TAIPEI (Taiwan News) — A US$20 billion semiconductor manufacturing project backed by the Chinese government has gone belly-up, as its key operator Wuhan Hongxin Semiconductor Manufacturing Co. (HSMC) announced its decision to dismiss all employees on Friday (Feb. 26).
Employees at the company, which was once touted as part of Beijing's plan to become a self-sufficient chipmaker, were "asked to resign" by Monday via a WeChat message, according to Chinese media reports. The company made clear that it had "no plan to resume production," which has been halted since late 2019 due to failure to attract more investors.
Some reports suggested that as many as 240 people would lose their jobs at the semiconductor plant. Employees were quoted as saying that HSMC had not offered an explanation for its closure or any compensation.

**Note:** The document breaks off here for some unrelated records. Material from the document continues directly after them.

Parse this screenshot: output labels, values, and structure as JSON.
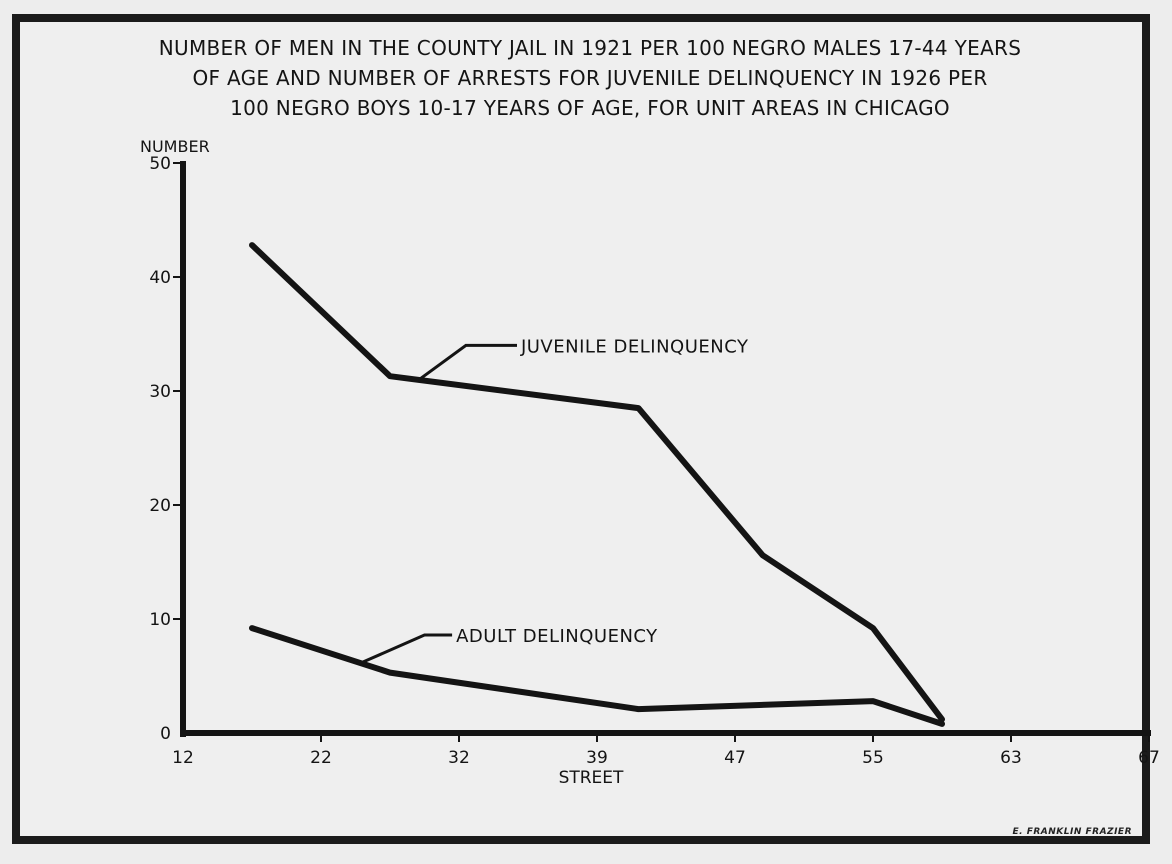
{
  "chart_data": {
    "type": "line",
    "title_lines": [
      "NUMBER OF MEN IN THE COUNTY JAIL IN 1921  PER 100 NEGRO MALES 17-44  YEARS",
      "OF AGE AND NUMBER OF ARRESTS FOR JUVENILE DELINQUENCY IN 1926 PER",
      "100 NEGRO BOYS 10-17 YEARS OF AGE, FOR UNIT AREAS IN CHICAGO"
    ],
    "ylabel": "NUMBER",
    "xlabel": "STREET",
    "x_ticks": [
      "12",
      "22",
      "32",
      "39",
      "47",
      "55",
      "63",
      "67"
    ],
    "y_ticks": [
      "0",
      "10",
      "20",
      "30",
      "40",
      "50"
    ],
    "ylim": [
      0,
      50
    ],
    "grid": false,
    "series": [
      {
        "name": "JUVENILE DELINQUENCY",
        "points": [
          [
            0.5,
            42.8
          ],
          [
            1.5,
            31.3
          ],
          [
            3.3,
            28.5
          ],
          [
            4.2,
            15.6
          ],
          [
            5.0,
            9.2
          ],
          [
            5.5,
            1.2
          ]
        ]
      },
      {
        "name": "ADULT DELINQUENCY",
        "points": [
          [
            0.5,
            9.2
          ],
          [
            1.5,
            5.3
          ],
          [
            3.3,
            2.1
          ],
          [
            5.0,
            2.8
          ],
          [
            5.5,
            0.8
          ]
        ]
      }
    ]
  },
  "credit": "E. FRANKLIN FRAZIER"
}
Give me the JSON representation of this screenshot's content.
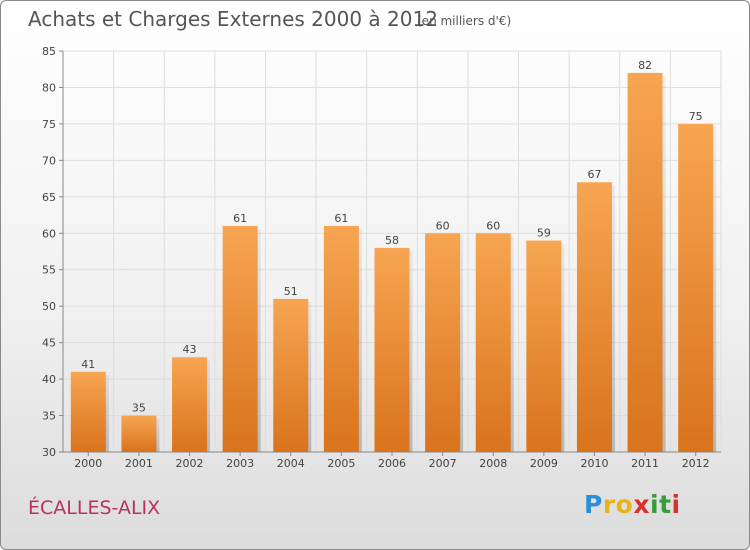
{
  "header": {
    "title": "Achats et Charges Externes 2000 à 2012",
    "subtitle": "(en milliers d'€)"
  },
  "footer": {
    "place": "ÉCALLES-ALIX",
    "logo_letters": [
      "P",
      "r",
      "o",
      "x",
      "i",
      "t",
      "i"
    ],
    "logo_colors": [
      "#2a8fd8",
      "#e8b21a",
      "#e8b21a",
      "#d9302c",
      "#3a9b3a",
      "#3a9b3a",
      "#d9302c"
    ]
  },
  "chart_data": {
    "type": "bar",
    "title": "Achats et Charges Externes 2000 à 2012",
    "subtitle": "(en milliers d'€)",
    "categories": [
      "2000",
      "2001",
      "2002",
      "2003",
      "2004",
      "2005",
      "2006",
      "2007",
      "2008",
      "2009",
      "2010",
      "2011",
      "2012"
    ],
    "values": [
      41,
      35,
      43,
      61,
      51,
      61,
      58,
      60,
      60,
      59,
      67,
      82,
      75
    ],
    "ylim": [
      30,
      85
    ],
    "yticks": [
      30,
      35,
      40,
      45,
      50,
      55,
      60,
      65,
      70,
      75,
      80,
      85
    ],
    "grid": true,
    "bar_color_top": "#f7a552",
    "bar_color_bottom": "#d9731c"
  }
}
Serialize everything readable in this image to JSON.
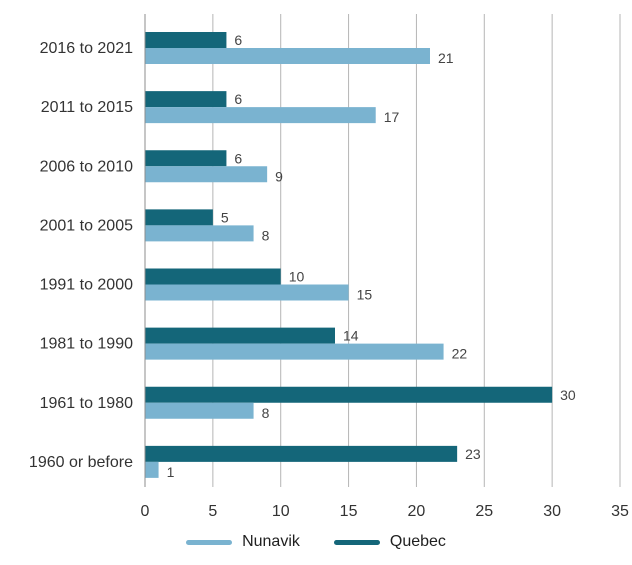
{
  "chart_data": {
    "type": "bar",
    "orientation": "horizontal",
    "categories": [
      "2016 to 2021",
      "2011 to 2015",
      "2006 to 2010",
      "2001 to 2005",
      "1991 to 2000",
      "1981 to 1990",
      "1961 to 1980",
      "1960 or before"
    ],
    "series": [
      {
        "name": "Quebec",
        "color": "#146679",
        "values": [
          6,
          6,
          6,
          5,
          10,
          14,
          30,
          23
        ]
      },
      {
        "name": "Nunavik",
        "color": "#7ab3d0",
        "values": [
          21,
          17,
          9,
          8,
          15,
          22,
          8,
          1
        ]
      }
    ],
    "xlim": [
      0,
      35
    ],
    "xticks": [
      0,
      5,
      10,
      15,
      20,
      25,
      30,
      35
    ],
    "grid": "vertical",
    "legend": {
      "placement": "bottom",
      "order": [
        "Nunavik",
        "Quebec"
      ]
    },
    "title": "",
    "xlabel": "",
    "ylabel": ""
  }
}
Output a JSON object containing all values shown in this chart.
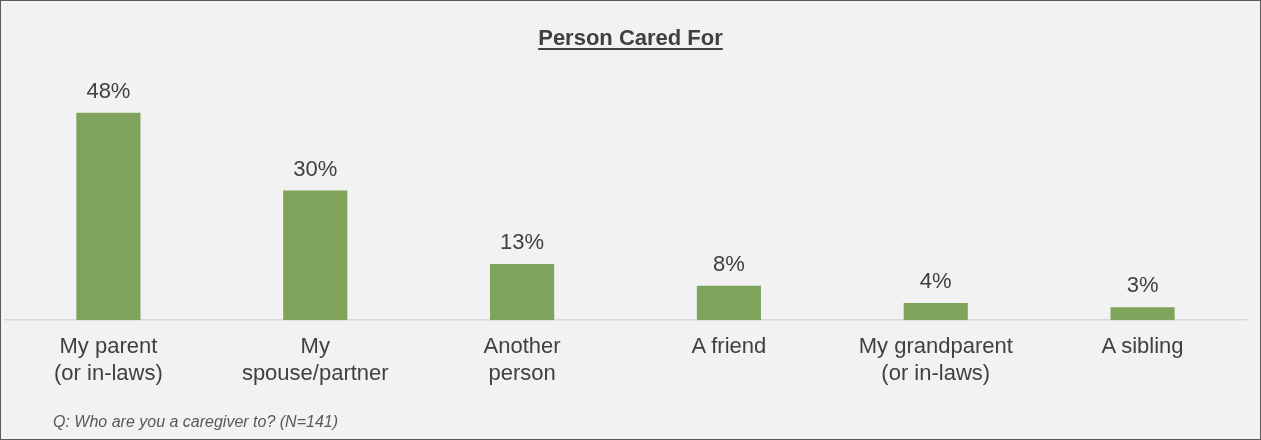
{
  "chart_data": {
    "type": "bar",
    "title": "Person Cared For",
    "categories": [
      "My parent\n(or in-laws)",
      "My\nspouse/partner",
      "Another\nperson",
      "A friend",
      "My grandparent\n(or in-laws)",
      "A sibling"
    ],
    "values": [
      48,
      30,
      13,
      8,
      4,
      3
    ],
    "value_labels": [
      "48%",
      "30%",
      "13%",
      "8%",
      "4%",
      "3%"
    ],
    "color": "#7fa35a",
    "annotations": [
      "Q: Who are you a caregiver to? (N=141)"
    ],
    "grid": false,
    "legend": false
  }
}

Launched in November 2017, HSMC had a planned investment of US$20 billion and a leadership team of former Taiwan Semiconductor Manufacturing Company (TSMC) executives, including Chiang Shang-yi (蔣尚義), TSMC's former chief operating officer, as its CEO. It was said to be able to create 50,000 jobs, directly or indirectly, and have an annual output of US$9.25 billion once running at full capacity.
In 2019, the project came to a halt due to irreconcilable gaps in funding, and the status of the public money sunk into it was left unaddressed. Meanwhile, describing his experience with HSMC as a "nightmare," Chang left the company in mid-2020.
Following Chang's resignation, reports that described HSMC as a "multi-billion chipmaking fraud" began to surface. Builders and contractors complained about delayed payments, while some reports suggested that most of its employees did not have any background in semiconductor manufacturing, as had been claimed.